だが、寄付者の確定申告を不要にする手続きや証明書発行などの委託費を集計しておらず、外部の業者にどれだけ支出されたかは不明だ。
同研究所が総務省調査や自治体のヒアリングを基に総経費の割合を試算したところ、
寄付額の55.6~59.6%という結果となった。
総経費から返礼品を除いた分を地域外の業者への支出額とみなすと、25.6~29.6%となり、22年度の総寄付額に当てはめると、2471億~2857億円に上る。

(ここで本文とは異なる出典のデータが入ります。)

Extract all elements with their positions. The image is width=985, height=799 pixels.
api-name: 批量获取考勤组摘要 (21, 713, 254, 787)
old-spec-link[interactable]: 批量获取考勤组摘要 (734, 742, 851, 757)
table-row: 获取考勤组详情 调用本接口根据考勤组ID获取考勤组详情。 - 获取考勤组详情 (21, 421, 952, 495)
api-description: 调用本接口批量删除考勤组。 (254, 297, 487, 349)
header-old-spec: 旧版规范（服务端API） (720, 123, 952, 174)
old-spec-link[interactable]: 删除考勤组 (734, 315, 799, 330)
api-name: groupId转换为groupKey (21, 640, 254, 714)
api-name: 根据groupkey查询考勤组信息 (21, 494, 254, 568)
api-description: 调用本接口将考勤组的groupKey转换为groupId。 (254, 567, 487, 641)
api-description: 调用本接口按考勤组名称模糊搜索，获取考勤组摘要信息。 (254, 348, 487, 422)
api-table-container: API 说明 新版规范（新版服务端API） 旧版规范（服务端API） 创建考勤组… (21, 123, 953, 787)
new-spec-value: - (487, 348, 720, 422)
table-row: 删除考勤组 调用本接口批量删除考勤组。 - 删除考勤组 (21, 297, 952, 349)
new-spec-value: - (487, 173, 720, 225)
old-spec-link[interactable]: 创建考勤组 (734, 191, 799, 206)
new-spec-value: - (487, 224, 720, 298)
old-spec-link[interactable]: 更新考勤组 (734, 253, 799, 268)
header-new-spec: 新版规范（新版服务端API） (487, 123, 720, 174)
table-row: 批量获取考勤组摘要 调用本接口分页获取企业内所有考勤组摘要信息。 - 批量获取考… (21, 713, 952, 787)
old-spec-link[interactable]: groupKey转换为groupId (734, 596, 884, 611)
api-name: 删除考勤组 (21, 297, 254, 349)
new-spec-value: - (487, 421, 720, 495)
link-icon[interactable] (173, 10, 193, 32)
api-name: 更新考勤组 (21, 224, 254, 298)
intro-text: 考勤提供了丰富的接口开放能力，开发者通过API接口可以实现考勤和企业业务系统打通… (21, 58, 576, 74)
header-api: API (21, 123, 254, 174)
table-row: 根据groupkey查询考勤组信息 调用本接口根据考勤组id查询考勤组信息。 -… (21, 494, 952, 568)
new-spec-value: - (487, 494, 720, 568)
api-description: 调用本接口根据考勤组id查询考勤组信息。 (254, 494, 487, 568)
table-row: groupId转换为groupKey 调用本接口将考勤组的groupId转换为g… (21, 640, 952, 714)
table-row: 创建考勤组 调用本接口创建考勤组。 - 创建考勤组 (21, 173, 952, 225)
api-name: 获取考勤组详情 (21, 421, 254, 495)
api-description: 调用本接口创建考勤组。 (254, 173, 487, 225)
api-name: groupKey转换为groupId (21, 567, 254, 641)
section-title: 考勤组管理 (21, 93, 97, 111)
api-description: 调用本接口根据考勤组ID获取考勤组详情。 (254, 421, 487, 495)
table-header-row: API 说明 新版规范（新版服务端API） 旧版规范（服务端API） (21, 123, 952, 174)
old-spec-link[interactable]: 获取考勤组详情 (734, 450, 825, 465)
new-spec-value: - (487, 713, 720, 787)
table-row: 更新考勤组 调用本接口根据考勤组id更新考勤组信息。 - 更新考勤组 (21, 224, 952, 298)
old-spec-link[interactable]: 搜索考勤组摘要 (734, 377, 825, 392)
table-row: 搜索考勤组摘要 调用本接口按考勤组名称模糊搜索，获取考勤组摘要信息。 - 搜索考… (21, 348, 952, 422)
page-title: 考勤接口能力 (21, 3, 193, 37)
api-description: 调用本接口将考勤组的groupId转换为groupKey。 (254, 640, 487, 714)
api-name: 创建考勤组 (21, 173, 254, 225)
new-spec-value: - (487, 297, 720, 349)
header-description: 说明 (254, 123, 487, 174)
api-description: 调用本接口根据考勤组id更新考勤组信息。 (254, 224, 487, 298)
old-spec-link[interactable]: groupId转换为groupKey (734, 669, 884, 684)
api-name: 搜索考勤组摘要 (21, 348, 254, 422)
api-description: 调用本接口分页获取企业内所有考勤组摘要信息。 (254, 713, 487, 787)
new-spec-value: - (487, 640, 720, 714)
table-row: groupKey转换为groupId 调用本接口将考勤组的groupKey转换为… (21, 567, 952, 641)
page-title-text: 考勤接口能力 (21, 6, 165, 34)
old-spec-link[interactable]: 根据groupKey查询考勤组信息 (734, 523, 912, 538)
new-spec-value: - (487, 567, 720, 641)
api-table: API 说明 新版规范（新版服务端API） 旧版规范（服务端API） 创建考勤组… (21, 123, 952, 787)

外部への支出の内訳は仲介サイトの手数料が平均で寄付額の10%、返礼品の送料が7.6%だった。コールセンターや証明書などの委託費は8~12%を占めるという。
◆「一番得をしているのは都市部の大手業者」
ふるさと納税の経費については、総務省が今月から寄付額の5割以内に収める規制の徹底を求めている。
自治体の中には、返礼品の内容を変えず寄付額を値上げしたり、質を下げたりして寄付者への還元縮小をするところもある。
外部業者への支出を減らさなければ自治体の財源減少だけでなく、寄付者へのしわ寄せも大きくなる。
同研究所の大野博堂氏は「ふるさと納税制度で一番得をしているのは、仲介サイトや委託業務を行う都市部の大手業者だ」と指摘し、「寄付金が地域外に流出しないよう工夫するべきだ」と話す。
自治体の自前作業や政府による共通の仲介サイト構築のほか、地元業者への委託変更などを求める。
外部業者への支出について、総務省の担当者は本紙の取材に「経費を寄付額の5割以内、返礼品を3割以内に収めるため、自治体は業務を委託するのか自ら行うのか最適な対応をしてほしい」と話した。
一方、一部の経費を集計していないことについては13日までに回答を得られなかった。